Nissan's image has been given a buffing during recent years
But it warned growth would be slower in the current year as concerns about the economy hit US and Japanese consumers.
Operating profit in the 12 months to the end of March was 861.16bn yen ($8bn; £5.5bn), up 4.4% on the year.
For the January to March period, profits rose 11% to 249bn yen ($2.35bn; £1.23bn) compared with a year ago.
Nissan is 44% owned by French carmaker Renault.
Bumper to bumper
The company, along with other Japanese car companies Toyota and Honda, are taking market share from their European and US rivals.
While the Japanese are reporting rising sales and profits, firms such as General Motors, Ford and DaimlerChrysler are struggling to boost earnings.
"The fundamentals of the business are strong, our products are attractive to customers, and Nissan is poised for sustained, profitable growth," said chief executive Carlos Ghosn.
Keeping Nissan on the road to profit will prove more tricky, analysts say
After taking charge in 1999, Mr Ghosn has overseen a turnaround in Nissan's fortunes and next week will also take over at the helm of France's Renault.
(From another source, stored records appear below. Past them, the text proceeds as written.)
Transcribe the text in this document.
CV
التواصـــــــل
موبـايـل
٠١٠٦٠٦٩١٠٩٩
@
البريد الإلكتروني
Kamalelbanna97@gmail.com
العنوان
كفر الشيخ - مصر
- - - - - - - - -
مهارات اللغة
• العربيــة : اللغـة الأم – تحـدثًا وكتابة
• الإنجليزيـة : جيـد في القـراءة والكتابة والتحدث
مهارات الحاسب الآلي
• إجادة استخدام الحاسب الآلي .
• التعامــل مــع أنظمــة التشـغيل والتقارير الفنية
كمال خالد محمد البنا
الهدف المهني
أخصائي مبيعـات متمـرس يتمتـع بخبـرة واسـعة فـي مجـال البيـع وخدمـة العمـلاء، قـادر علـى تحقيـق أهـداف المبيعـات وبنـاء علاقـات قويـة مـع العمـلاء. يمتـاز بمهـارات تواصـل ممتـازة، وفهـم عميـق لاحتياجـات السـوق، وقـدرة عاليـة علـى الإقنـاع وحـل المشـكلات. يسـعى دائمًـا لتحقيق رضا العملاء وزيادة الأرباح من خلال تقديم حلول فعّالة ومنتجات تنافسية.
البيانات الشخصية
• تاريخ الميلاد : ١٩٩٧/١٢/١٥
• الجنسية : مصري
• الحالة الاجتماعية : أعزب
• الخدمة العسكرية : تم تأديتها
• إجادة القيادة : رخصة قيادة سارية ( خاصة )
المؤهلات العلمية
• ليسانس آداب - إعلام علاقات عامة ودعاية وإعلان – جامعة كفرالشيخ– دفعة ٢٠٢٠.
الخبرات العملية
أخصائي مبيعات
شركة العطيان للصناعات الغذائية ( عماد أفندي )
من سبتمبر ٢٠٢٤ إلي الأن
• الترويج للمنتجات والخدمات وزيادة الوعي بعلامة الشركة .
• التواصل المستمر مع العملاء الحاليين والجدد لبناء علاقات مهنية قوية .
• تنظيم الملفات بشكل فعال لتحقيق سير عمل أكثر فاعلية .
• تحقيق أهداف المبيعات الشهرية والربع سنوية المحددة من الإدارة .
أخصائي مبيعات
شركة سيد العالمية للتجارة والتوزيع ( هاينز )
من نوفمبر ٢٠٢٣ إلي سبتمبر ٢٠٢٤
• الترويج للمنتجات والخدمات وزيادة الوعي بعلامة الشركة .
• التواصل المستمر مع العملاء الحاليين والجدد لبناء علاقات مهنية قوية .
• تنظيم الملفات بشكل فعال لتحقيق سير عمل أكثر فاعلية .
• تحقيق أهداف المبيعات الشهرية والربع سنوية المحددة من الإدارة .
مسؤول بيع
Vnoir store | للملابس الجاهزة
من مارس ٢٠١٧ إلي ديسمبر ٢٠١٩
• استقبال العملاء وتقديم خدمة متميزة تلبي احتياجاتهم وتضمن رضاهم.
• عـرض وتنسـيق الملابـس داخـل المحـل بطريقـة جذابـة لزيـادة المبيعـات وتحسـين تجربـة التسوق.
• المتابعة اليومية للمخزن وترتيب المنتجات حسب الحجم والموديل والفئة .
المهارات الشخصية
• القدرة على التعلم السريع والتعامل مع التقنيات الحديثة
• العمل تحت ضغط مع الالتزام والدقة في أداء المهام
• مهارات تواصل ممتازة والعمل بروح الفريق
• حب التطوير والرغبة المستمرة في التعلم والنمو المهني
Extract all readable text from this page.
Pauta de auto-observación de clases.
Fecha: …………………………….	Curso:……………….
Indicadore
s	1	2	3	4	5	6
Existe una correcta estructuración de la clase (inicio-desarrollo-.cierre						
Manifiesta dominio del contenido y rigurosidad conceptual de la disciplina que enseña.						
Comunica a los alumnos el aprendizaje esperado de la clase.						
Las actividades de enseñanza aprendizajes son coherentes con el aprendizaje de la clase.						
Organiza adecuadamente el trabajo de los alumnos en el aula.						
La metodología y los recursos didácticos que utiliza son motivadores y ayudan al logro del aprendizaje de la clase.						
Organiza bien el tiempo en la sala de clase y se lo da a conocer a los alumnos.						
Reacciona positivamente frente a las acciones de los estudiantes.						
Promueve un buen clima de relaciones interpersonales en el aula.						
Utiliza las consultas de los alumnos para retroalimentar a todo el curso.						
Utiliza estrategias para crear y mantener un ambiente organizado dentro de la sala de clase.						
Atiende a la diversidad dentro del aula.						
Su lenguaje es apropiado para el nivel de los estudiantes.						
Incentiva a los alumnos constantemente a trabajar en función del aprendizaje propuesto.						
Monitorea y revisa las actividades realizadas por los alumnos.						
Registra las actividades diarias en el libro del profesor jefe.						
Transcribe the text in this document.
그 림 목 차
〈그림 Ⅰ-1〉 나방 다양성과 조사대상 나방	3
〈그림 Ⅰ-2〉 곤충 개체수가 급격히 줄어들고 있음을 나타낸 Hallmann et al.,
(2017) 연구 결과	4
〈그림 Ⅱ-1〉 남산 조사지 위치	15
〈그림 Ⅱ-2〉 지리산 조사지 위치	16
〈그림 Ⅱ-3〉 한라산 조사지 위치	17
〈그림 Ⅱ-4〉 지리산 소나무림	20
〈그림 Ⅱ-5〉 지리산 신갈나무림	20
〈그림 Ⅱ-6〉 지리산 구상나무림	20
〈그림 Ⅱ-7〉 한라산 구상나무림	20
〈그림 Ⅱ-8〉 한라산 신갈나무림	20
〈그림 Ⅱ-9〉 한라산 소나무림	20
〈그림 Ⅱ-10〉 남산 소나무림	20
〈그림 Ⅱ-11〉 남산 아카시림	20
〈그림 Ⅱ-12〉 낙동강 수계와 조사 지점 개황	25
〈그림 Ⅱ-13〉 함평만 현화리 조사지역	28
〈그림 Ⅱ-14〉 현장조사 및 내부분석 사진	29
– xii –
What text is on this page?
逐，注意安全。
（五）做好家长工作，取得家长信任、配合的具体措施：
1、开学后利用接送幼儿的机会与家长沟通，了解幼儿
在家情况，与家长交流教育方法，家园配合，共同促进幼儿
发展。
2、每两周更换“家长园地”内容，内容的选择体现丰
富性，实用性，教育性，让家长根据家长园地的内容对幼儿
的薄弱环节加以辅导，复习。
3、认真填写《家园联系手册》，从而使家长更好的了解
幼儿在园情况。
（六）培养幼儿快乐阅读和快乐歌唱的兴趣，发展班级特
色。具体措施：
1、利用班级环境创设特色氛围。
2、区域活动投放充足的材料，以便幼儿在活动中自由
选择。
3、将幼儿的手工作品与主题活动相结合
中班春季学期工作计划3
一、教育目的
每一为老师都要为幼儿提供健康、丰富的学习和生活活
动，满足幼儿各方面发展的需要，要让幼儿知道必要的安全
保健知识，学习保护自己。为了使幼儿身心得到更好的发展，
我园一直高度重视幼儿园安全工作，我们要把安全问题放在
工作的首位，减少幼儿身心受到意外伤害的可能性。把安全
Known as 'le cost killer', Mr Ghosn has cut Nissan's overheads by 20% and trimmed its workforce by about 200,000.
Analysts said that cost cutting will have to continue if the company is to keep growing in a tough and competitive market.
Nissan aims to increase vehicle sales to more than four million by 2008, launching 28 new models in the process.
The company sold a record 3.39 million cars worldwide during the past fiscal year. In the US sales rose by 18.4% - breaking through the one million mark for the first time.
Net income rose 1.7% to 512.3bn yen in the year to March, slightly above Nissan's forecasts.
Revenue rose 15.4% to 8.58 trillion yen.